In reporting its first annual sales above the $8 billion mark in FY19 on a 2.2 percent comparable sales increase, FL senior management last week confirmed the completion of a retrofit to its Junction City, KS, facility that supplies stores and processes digital orders, and discussed plans to modernize a Camp Hill, PA, facility to a full-service distribution center to service the eastern U.S.

“The upgraded facility will enable us to fulfill customer orders more rapidly, replenish stores more often, improve the overall customer experience yielding freight and labor savings from an optimized shipping network,” President and CEO Dick Johnson told analysts.

The Foot Locker U.S. banner ended the fiscal year with 2 percent fewer locations at 867, but selling square footage was essentially flat at 2.4 million square feet. Besides testing a new “Core” store format in the U.S. in 2020, FL will open 20 additional “Power” stores in FY20 split between the U.S. and international markets, including one in the American Dream retail entertainment complex at the Meadowlands in New Jersey.
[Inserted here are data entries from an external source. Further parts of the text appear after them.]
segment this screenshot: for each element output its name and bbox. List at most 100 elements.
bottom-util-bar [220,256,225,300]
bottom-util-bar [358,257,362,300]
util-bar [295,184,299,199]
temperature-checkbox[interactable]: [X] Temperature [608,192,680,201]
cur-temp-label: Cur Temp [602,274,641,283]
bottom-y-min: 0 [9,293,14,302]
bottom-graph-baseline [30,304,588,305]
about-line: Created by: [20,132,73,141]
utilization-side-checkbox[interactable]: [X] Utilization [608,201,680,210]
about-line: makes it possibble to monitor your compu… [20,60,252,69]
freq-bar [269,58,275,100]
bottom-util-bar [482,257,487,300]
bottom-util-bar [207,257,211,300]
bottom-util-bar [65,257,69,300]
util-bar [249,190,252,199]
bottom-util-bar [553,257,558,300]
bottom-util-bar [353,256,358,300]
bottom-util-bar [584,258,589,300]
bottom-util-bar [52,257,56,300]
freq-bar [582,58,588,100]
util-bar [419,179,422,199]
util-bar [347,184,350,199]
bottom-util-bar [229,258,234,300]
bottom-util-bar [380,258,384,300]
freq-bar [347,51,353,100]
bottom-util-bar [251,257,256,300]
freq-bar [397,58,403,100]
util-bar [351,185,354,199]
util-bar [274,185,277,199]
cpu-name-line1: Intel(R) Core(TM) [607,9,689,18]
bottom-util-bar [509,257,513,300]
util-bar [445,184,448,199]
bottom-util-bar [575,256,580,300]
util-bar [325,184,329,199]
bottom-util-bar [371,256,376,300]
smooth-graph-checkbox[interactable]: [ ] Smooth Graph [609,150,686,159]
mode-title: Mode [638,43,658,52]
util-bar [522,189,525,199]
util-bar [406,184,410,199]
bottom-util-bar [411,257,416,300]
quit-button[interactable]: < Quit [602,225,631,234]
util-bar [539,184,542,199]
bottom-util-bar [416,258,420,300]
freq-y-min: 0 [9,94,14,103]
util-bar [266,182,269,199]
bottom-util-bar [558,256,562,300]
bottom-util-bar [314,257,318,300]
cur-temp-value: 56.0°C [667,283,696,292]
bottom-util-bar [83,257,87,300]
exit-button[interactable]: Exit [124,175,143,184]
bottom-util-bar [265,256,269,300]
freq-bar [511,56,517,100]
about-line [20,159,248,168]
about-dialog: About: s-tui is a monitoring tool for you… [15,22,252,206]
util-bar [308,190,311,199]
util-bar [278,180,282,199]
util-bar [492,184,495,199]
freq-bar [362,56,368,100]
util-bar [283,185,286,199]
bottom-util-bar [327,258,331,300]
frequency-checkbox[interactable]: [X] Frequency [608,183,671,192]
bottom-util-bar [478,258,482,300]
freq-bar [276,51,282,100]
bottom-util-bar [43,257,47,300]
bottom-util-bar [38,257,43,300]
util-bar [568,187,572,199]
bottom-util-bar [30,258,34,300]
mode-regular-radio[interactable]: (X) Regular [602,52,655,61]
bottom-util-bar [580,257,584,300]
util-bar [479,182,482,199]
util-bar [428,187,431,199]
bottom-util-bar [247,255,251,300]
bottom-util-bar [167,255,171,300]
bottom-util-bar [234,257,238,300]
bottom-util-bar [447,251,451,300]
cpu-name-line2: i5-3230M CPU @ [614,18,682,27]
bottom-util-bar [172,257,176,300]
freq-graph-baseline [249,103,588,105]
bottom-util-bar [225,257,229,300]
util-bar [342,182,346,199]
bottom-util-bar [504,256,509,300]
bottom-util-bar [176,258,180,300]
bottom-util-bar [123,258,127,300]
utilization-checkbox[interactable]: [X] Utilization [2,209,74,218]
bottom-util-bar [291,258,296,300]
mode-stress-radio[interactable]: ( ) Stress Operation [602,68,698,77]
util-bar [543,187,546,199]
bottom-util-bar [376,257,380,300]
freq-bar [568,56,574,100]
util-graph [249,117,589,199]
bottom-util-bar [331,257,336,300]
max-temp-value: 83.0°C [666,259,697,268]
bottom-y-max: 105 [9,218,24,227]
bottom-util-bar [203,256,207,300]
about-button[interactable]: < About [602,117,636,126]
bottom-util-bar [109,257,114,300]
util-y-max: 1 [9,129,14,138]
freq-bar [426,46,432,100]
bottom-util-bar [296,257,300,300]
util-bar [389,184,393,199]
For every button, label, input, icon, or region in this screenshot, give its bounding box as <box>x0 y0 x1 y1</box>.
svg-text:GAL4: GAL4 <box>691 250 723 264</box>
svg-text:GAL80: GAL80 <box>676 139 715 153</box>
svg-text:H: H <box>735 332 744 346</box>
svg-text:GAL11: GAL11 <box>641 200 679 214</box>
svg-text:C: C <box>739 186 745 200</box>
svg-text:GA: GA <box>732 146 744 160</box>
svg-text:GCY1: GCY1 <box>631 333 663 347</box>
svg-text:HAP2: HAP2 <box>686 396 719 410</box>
Last year, six Power stores debuted.

Despite softer demand in seasonal categories, a compressed holiday season and a promotional environment that pushed period comps down 1.6 percent, Foot Locker said it was encouraged by fourth-quarter momentum in its basketball business from Nike, Jordan, Converse and Puma, and a fifth consecutive quarterly comp sales gain in women’s and kids footwear. The retailer intends to “have more energy around basketball” in the first quarter from both classic and signature styles, including from new category entrant New Balance.